D'abord, et avant tout, il faut un homme qui puisse incarner l'ensemble de la Nation. Formule banale me direz-vous ! Mais banale seulement parce qu'on ne perçoit pas tout ce qu'elle implique. Et ce qu'elle implique est immense : il s'agit d'assumer et de perpétuer la continuité française qui court non seulement à travers deux siècles de République, mais à travers les siècles et les siècles de notre Histoire, pour se perdre dans ce que de Gaulle a appelé le "fond des âges".

Il s'agit d'incarner la diversité française, diversité de traditions, de régions, de croyances philosophiques, religieuses ou idéologiques qui compose une des palettes les plus composites qui soient parmi les communautés humaines. Et il faut encore incarner le pays dans ses ressources les plus secrètes, quelquefois encore non révélées, mais qu'il incombe au chef de faire éclore, tous ces ressorts de créativité que bien des Français encore ne soupçonnent pas, mais qu'ils recèlent pourtant, et qu'il faut susciter, encourager, rassembler.

Voilà ce qu'il faut incarner : la nation, toute la nation, dans la diversité de ses héritages, dans le pluralisme de ses forces présentes, dans la fécondité des ressources de l'avenir. Victor Hugo disait "qu'il y a des hommes vastes comme des océans". C'est bel et bien d'un de ces hommes dont notre pays a besoin ; car c'est seulement dans un de ces hommes qu'une société atomisée et morcelée peut se rassembler, dans un de ces hommes que tous les citoyens peuvent se reconnaître, pour prendre place dans l'ensemble de la collectivité nationale. Oui ! Faisons en sorte qu'après mai 1995, chaque Française et chaque Français se reconnaisse dans son Président, et finalement s'identifie dans la République à laquelle ce Président, avant de donner une force neuve, devra d'abord donner un visage.

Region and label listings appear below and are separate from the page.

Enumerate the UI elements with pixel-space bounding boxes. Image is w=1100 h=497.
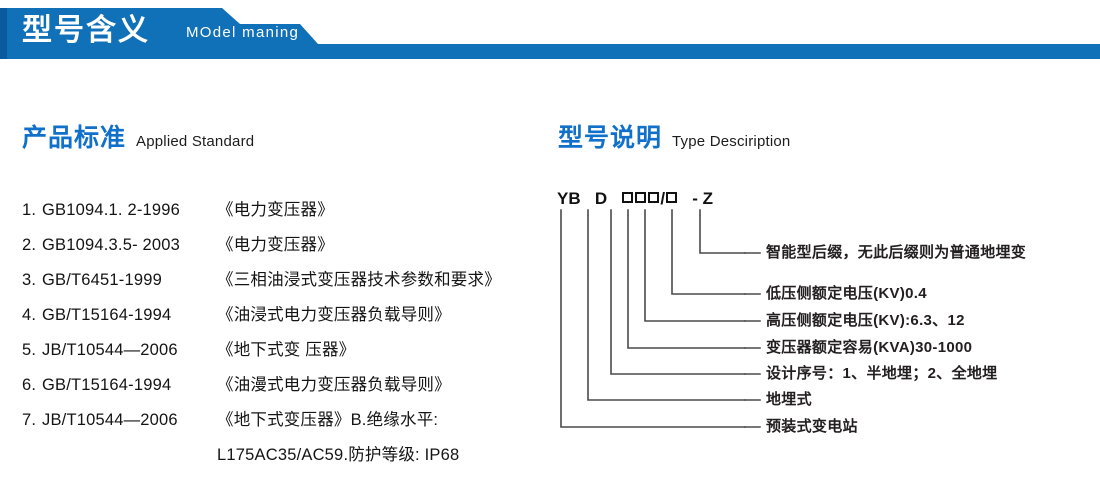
page-header-banner: 型号含义 MOdel maning	[0, 8, 1100, 59]
standard-number: 2.	[22, 228, 42, 263]
list-item: 7.JB/T10544—2006《地下式变压器》B.绝缘水平:	[22, 403, 542, 438]
section-heading-applied-standard: 产品标准Applied Standard	[22, 118, 254, 154]
list-item: 2.GB1094.3.5- 2003《电力变压器》	[22, 228, 542, 263]
standard-name: 《地下式变压器》B.绝缘水平:	[217, 403, 438, 438]
standard-code: GB/T15164-1994	[42, 368, 217, 403]
label-lv-rated-voltage: 低压侧额定电压(KV)0.4	[766, 286, 927, 302]
label-prefab-substation: 预装式变电站	[766, 419, 858, 435]
standard-name: 《地下式变 压器》	[217, 333, 355, 368]
list-item: 3.GB/T6451-1999《三相油浸式变压器技术参数和要求》	[22, 263, 542, 298]
list-item: 6.GB/T15164-1994《油漫式电力变压器负载导则》	[22, 368, 542, 403]
section-heading-applied-standard-cn: 产品标准	[22, 124, 126, 152]
standard-code: JB/T10544—2006	[42, 403, 217, 438]
section-heading-type-description-cn: 型号说明	[558, 124, 662, 152]
standard-number: 4.	[22, 298, 42, 333]
label-smart-suffix: 智能型后缀，无此后缀则为普通地埋变	[766, 245, 1026, 261]
list-item: 1.GB1094.1. 2-1996《电力变压器》	[22, 193, 542, 228]
standard-code: GB1094.1. 2-1996	[42, 193, 217, 228]
banner-title-en: MOdel maning	[186, 22, 299, 44]
applied-standards-list: 1.GB1094.1. 2-1996《电力变压器》 2.GB1094.3.5- …	[22, 193, 542, 473]
standard-number: 5.	[22, 333, 42, 368]
standard-number: 7.	[22, 403, 42, 438]
standard-name: 《油漫式电力变压器负载导则》	[217, 368, 451, 403]
standard-name: 《电力变压器》	[217, 193, 334, 228]
standard-continuation-line: L175AC35/AC59.防护等级: IP68	[22, 438, 542, 473]
standard-name: 《油浸式电力变压器负载导则》	[217, 298, 451, 333]
standard-number: 3.	[22, 263, 42, 298]
label-buried-type: 地埋式	[766, 392, 812, 408]
label-rated-capacity: 变压器额定容易(KVA)30-1000	[766, 340, 972, 356]
list-item: 4.GB/T15164-1994《油浸式电力变压器负载导则》	[22, 298, 542, 333]
standard-name: 《三相油浸式变压器技术参数和要求》	[217, 263, 501, 298]
banner-title-cn: 型号含义	[22, 10, 150, 52]
standard-name: 《电力变压器》	[217, 228, 334, 263]
section-heading-type-description: 型号说明Type Desciription	[558, 118, 790, 154]
standard-code: GB/T6451-1999	[42, 263, 217, 298]
type-code-diagram: YB D / - Z	[548, 188, 1088, 443]
standard-number: 6.	[22, 368, 42, 403]
banner-shape	[0, 8, 1100, 59]
label-hv-rated-voltage: 高压侧额定电压(KV):6.3、12	[766, 313, 965, 329]
list-item: 5.JB/T10544—2006《地下式变 压器》	[22, 333, 542, 368]
standard-number: 1.	[22, 193, 42, 228]
label-design-serial: 设计序号：1、半地埋；2、全地埋	[766, 366, 998, 382]
standard-code: GB1094.3.5- 2003	[42, 228, 217, 263]
standard-code: GB/T15164-1994	[42, 298, 217, 333]
standard-code: JB/T10544—2006	[42, 333, 217, 368]
banner-left-accent-bar	[0, 8, 7, 59]
section-heading-type-description-en: Type Desciription	[672, 133, 790, 150]
section-heading-applied-standard-en: Applied Standard	[136, 133, 254, 150]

Car celui qui sera élu ne sera pas seulement un Président, mais un Président de la République, c'est-à dire un homme qui sera le garant d'institutions précises, mais aussi de valeurs précises. Tel est le second trait du portrait que Je souhaite tracer avec vous.

Le Président de la République est bien plus que le Président du pays. Il n'est pas le "Président de la France", comme il existe un "Président des États-Unis" ; il est le Président de la République française, ce qui est différent. Cela signifie qu'il incarne, qu'il doit incarner un projet, le projet de la République.

Les valeurs, elles sont dites et redites, et aussi bien elles peuvent être formulées de diverses manières. Aujourd'hui, nous devons insister sur une dimension essentielle, celle de l'égalité des chances, base même du projet républicain. Car le projet républicain est d'abord un projet social. Certes, je me félicite que la question sociale soit désormais et pour longtemps au centre de la campagne, et je m'en félicite d'autant plus qu'avec d'autres je n'y suis peut-être pas pour rien et qu'il m'est arrivé de m'alarmer, bruyamment des risques de dérives sociales.

Mais, avoir un projet social ne veut pas dire simplement que l'on se préoccupe de "faire du social" et de laisser tel quel un ordre social par ailleurs si dur pour les faibles et si faible pour les durs. Cela veut dire qu'il n'y a de République accomplie qu'à partir du moment où elle parvient à inclure dans un projet chaque citoyen, aussi égaré soit-il ; et cela veut dire aussi qu'il n'y a pas de République dès lors qu'un citoyen, ne serait-ce qu'un seul citoyen, est exclu. Il ne sert à rien, de parler de projet social dès lors que l'on ne décide pas intimement, par le cœur et par l'esprit, de relever ce grand défi républicain : ne laisser personne sur le bord de la route. Si la République est un projet moderne, c'est d'abord parce qu'elle tire un trait définitif sur les rites sacrificiels des sociétés archaïques, rite qu'est en train de réinventer notre siècle sous la forme de l'exclusion, l'exclusion d'un nombre croissant de sacrifiés.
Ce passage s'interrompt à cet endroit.